9. That the benefit of notification 159/92 is clearly not available to the goods was accepted by the counsel for the appellant. He, however, claims that benefit of notification 208/81 has been wrongly denied by the Commissioner. This notification exempts from duty goods specified in the schedule annexed to it from the whole of the customs and additional duty of customs leviable on it. List ‘A’ of the schedule is for life saving drugs or medicines. Entry 84 of this list specifies “mono component insulin” and entry 97 “pork insulin zinc suspension injection”. The Commissioner has held this notification not to apply for the reason that it applies to life saving drugs and equipments, and therefore does not apply to raw materials used for the manufacture of medicines, and has further reasoned that zinc insulin crystals and insulin beef seed suspension which were imported are not mono component insulin.

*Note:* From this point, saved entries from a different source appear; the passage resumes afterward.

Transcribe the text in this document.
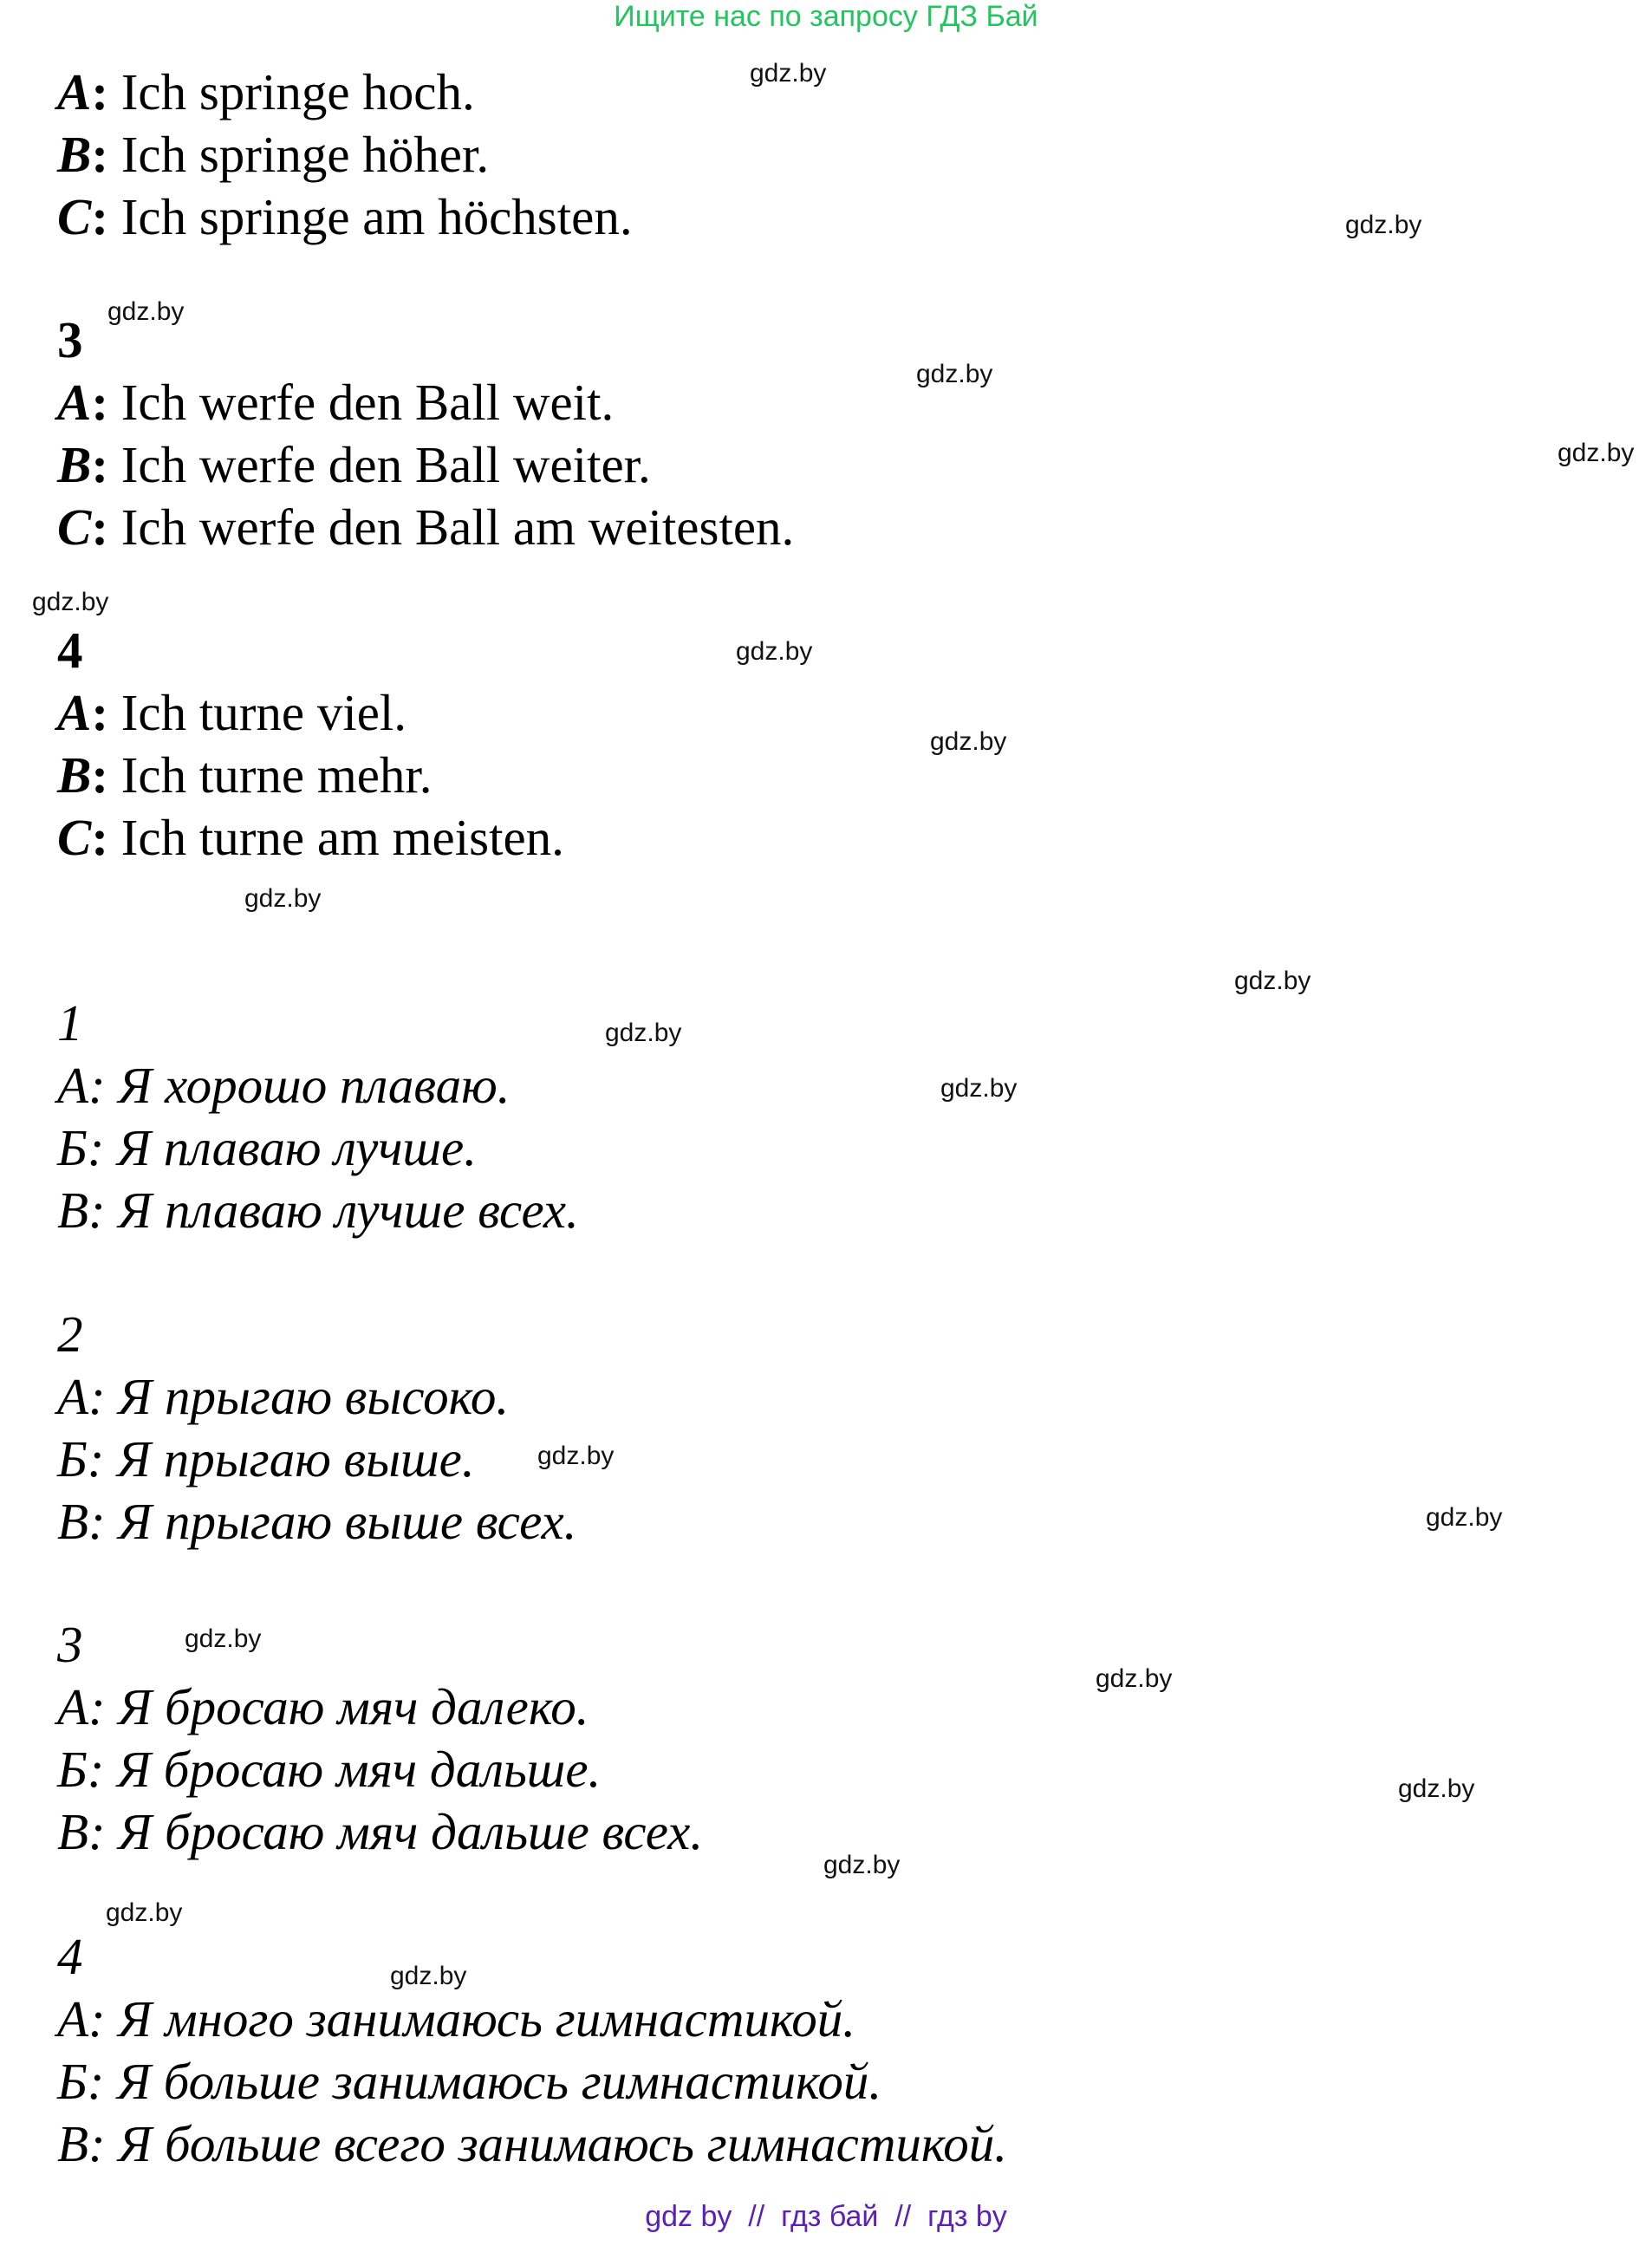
Ищите нас по запросу ГДЗ Бай
A: Ich springe hoch.
B: Ich springe höher.
C: Ich springe am höchsten.
3
A: Ich werfe den Ball weit.
B: Ich werfe den Ball weiter.
C: Ich werfe den Ball am weitesten.
4
A: Ich turne viel.
B: Ich turne mehr.
C: Ich turne am meisten.
1
А: Я хорошо плаваю.
Б: Я плаваю лучше.
В: Я плаваю лучше всех.
2
А: Я прыгаю высоко.
Б: Я прыгаю выше.
В: Я прыгаю выше всех.
3
А: Я бросаю мяч далеко.
Б: Я бросаю мяч дальше.
В: Я бросаю мяч дальше всех.
4
А: Я много занимаюсь гимнастикой.
Б: Я больше занимаюсь гимнастикой.
В: Я больше всего занимаюсь гимнастикой.
gdz.by
gdz.by
gdz.by
gdz.by
gdz.by
gdz.by
gdz.by
gdz.by
gdz.by
gdz.by
gdz.by
gdz.by
gdz.by
gdz.by
gdz.by
gdz.by
gdz.by
gdz.by
gdz.by
gdz.by
gdz by  //  гдз бай  //  гдз by
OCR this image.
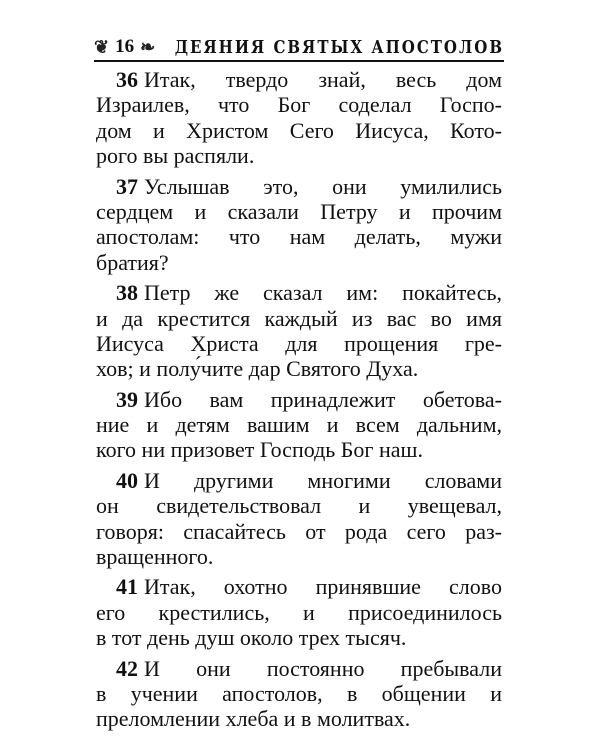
❦ 16 ❧ ДЕЯНИЯ СВЯТЫХ АПОСТОЛОВ
36 Итак, твердо знай, весь дом
Израилев, что Бог соделал Госпо-
дом и Христом Сего Иисуса, Кото-
рого вы распяли.
37 Услышав это, они умилились
сердцем и сказали Петру и прочим
апостолам: что нам делать, мужи
братия?
38 Петр же сказал им: покайтесь,
и да крестится каждый из вас во имя
Иисуса Христа для прощения гре-
хов; и полу́чите дар Святого Духа.
39 Ибо вам принадлежит обетова-
ние и детям вашим и всем дальним,
кого ни призовет Господь Бог наш.
40 И другими многими словами
он свидетельствовал и увещевал,
говоря: спасайтесь от рода сего раз-
вращенного.
41 Итак, охотно принявшие слово
его крестились, и присоединилось
в тот день душ около трех тысяч.
42 И они постоянно пребывали
в учении апостолов, в общении и
преломлении хлеба и в молитвах.
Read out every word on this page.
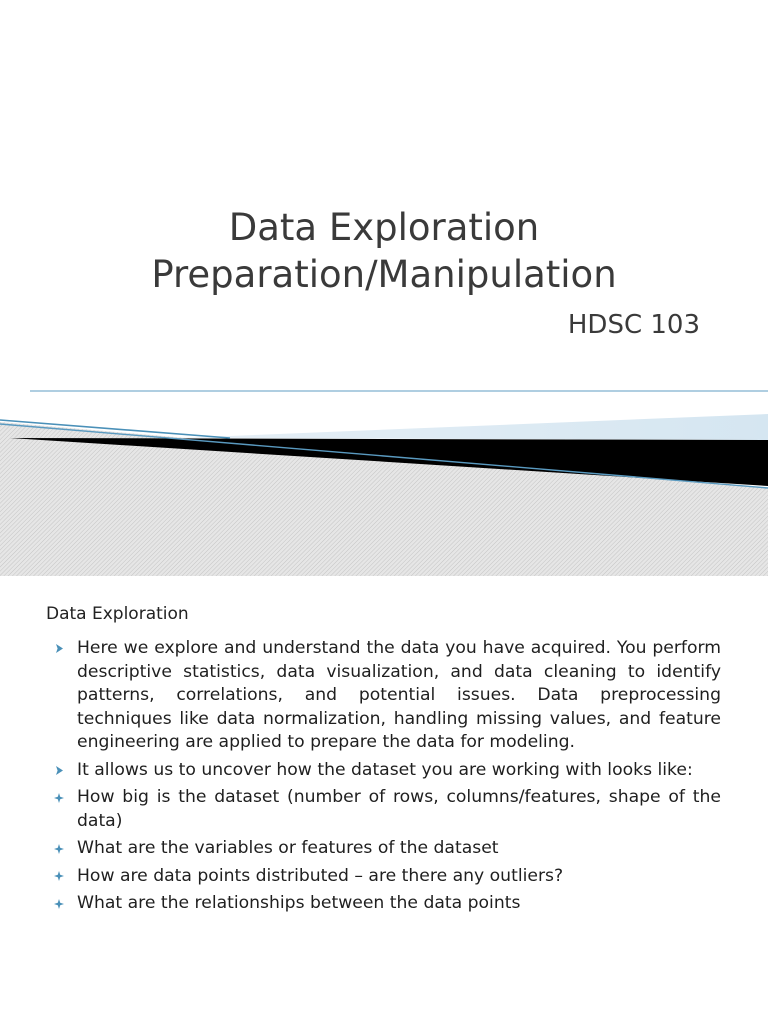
Data Exploration
Preparation/Manipulation
HDSC 103
Data Exploration
Here we explore and understand the data you have acquired. You perform descriptive statistics, data visualization, and data cleaning to identify patterns, correlations, and potential issues. Data preprocessing techniques like data normalization, handling missing values, and feature engineering are applied to prepare the data for modeling.
It allows us to uncover how the dataset you are working with looks like:
How big is the dataset (number of rows, columns/features, shape of the data)
What are the variables or features of the dataset
How are data points distributed – are there any outliers?
What are the relationships between the data points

10. The words used in the heading of schedule are “life saving drugs and medicines”. We think it is erroneous to conclude that merely from the heading of the said schedule only finished medicaments are exempted in this list and not goods out of which these medicaments could be made. Heading itself is misleading. The list includes many goods which are obviously not drugs or medicaments at all – for example ‘immunoassay kit for blood fibrinogen degradation product for direct estimation for diagnostic test in D.I.C’ – entry 57, ‘cesium tubes’ – entry 150, ‘Elisa diagnostic tests’ – entry 155. These are neither drugs nor medicines but diagnostic chemicals. Even among the medicaments the list contains number of goods without specifying their form – Cyclosporine (entry 137); Diphtheria anti-toxin serum (entry 149); Iopamido (entry 134); Pilocarpine (entry 138); Bovine albumin (entry 154); Flutamide (entry 184), etc., are all examples of this. Therefore mono component insulin specified in serial 84 would include insulin in any form. There was no basis for denial of exemption contained in notification 208/80.

11. It is alternatively contended that if it is held that notification 208/81 is not available to it, benefit of notification 45/79 would be available. This notification inter alia exempts goods specified in table annexed to it falling within Chapter 29 or 30 of the tariff from duty provided that the goods are imported for manufacture of life saving drugs and medicines falling in notification 208/81. This contention also has to be accepted. That insulin is a hormone, specified in the pharmacopoeia is not disputed hence classifiable in heading 29.37 of the tariff, the heading for hormones, natural or reproduced by synthesis; derivatives thereof, used primarily as hormones; other steroids used primarily as hormones. The goods that were manufactured out of the imported insulin and exported to Sri Lanka is a mono component insulin injectable. Mono component insulin figures in entry 84 of Part A of the schedule to notification 208/81. The benefit of notification 49/79 would therefore be available to the imported goods.

12. In the result therefore the goods would not be liable to duty.

13. The appeals are allowed and the impugned order set aside.